Thank you got your continued prayers for Charlie and I as we continue to do Gods will and bring Him all the glory!!!!

"for I know the plans I have for you declares the Lord......."

Friday, May 4, 2012

Mothers Day


Mother's day is coming up, and yes it's a hard day for me ( and Charlie). This will be the third Mothers day that I will celebrate with the thought of "maybe next year I'll be a mommy." This year will be a little different because for a short time I was a mommy and next Sunday I will remember and cherish those few weeks when all my dreams came true. I will give thanks for the time that God answered our prayers and celebrate the fact that one day we will be celebrating Mother's day with babies everywhere!!! I hope that my sweet babies in heaven are proud of the mommy they would of had down here and are anxiously awaited the day that I will meet them. I often dream about that day and get excited to know that no matter what happens down here with our fertility issues one day I'll meet my babies!!! Praise Jesus!!!!

Now, I will not just be celebrating the short time I was a mommy; I will also be celebrating the many many wonderful years I've spent with my mom. This year our celebration will be bittersweet. Even though she didn't carry out the pregnancy of her grandchildren, she was gracious and so humble that she gave up her body so that Charlie and I could be parents.There are not enough ways to say "thank you" enough.
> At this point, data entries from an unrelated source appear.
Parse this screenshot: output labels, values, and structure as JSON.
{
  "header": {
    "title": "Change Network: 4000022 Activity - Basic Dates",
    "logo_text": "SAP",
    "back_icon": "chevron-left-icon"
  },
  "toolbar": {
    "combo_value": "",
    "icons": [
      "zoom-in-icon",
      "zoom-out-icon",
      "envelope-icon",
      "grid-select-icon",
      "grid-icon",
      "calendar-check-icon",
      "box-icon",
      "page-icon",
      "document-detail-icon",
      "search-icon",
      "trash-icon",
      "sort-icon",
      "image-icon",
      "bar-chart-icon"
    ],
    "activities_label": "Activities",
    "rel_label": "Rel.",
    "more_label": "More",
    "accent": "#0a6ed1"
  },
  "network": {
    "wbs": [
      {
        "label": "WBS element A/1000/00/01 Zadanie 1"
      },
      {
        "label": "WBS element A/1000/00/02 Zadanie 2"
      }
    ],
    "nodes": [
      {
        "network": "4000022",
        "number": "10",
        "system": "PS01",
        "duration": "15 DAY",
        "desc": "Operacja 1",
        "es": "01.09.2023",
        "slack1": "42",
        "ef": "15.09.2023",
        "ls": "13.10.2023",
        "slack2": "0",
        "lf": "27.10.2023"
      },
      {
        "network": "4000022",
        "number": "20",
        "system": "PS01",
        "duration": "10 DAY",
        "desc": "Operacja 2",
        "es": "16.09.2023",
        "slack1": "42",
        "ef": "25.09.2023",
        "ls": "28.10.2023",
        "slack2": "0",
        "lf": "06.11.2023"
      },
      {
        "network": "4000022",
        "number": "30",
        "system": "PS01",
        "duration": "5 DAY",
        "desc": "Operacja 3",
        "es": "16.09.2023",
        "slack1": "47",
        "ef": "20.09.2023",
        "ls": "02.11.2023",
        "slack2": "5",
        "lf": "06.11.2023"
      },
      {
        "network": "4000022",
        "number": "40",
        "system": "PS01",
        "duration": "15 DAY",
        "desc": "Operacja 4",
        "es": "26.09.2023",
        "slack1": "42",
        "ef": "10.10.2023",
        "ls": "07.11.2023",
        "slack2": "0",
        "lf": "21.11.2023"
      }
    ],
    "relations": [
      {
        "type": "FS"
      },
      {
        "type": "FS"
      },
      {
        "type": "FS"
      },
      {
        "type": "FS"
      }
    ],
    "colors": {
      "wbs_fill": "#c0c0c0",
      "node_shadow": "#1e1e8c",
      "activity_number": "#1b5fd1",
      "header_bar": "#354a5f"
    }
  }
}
So this Mother's day I get to spend time with my mom and try to shower her with love and cherish all the memories we've created over the past few months. Both good and bad memories are times that I wouldn't give up for the world. I have a bond with my mom that no one can ever break. I will forever be thankful for her sacrifices she has made and the one sacrifice she tried to make for my husband and I.
There is a quote that I found that reminds me of my mom, it says "you've never really lived unless you have done so something for someone who can never repay you" My mom can say that she has lived because what she did for me my whole life including these past few months I can never ever repay her. I only hope and pray that I'm half as good a mom as she was to me. Happy Mother's day mom I love you!!!

I will also be celebrating Mother's day with my sweet mother in law. Even though she didn't raise me, she raised the most important man in my life. It's because of her that my husband is so wonderful to me. She taught him just how great you should treat your wife. I'm forever grateful for the wonderful Christian women that she is! I'm grateful for a mother in law who I know loves me as her own. I know without a doubt she prays without ceasing for Charlie and myself and her future grand babies. I'm truly blessed with a wonderful mother in law!

There are so many this mothers day that I am grateful to have in my life. My Gram, my Mamaw in heaven, Charlie's Mamaw and my sister in law. All great moms who deserve recognition this Mother's day. I'm grateful for each of these sweet women who are all great moms and wonderful christian women who have all impacted my life.

So looking back this Mother's day will be hard but man I'm so so blessed and I know that one day I will get to join these ladies in celebrating this wonderful and much deserving day. I can't wait to be a mommy!!!!!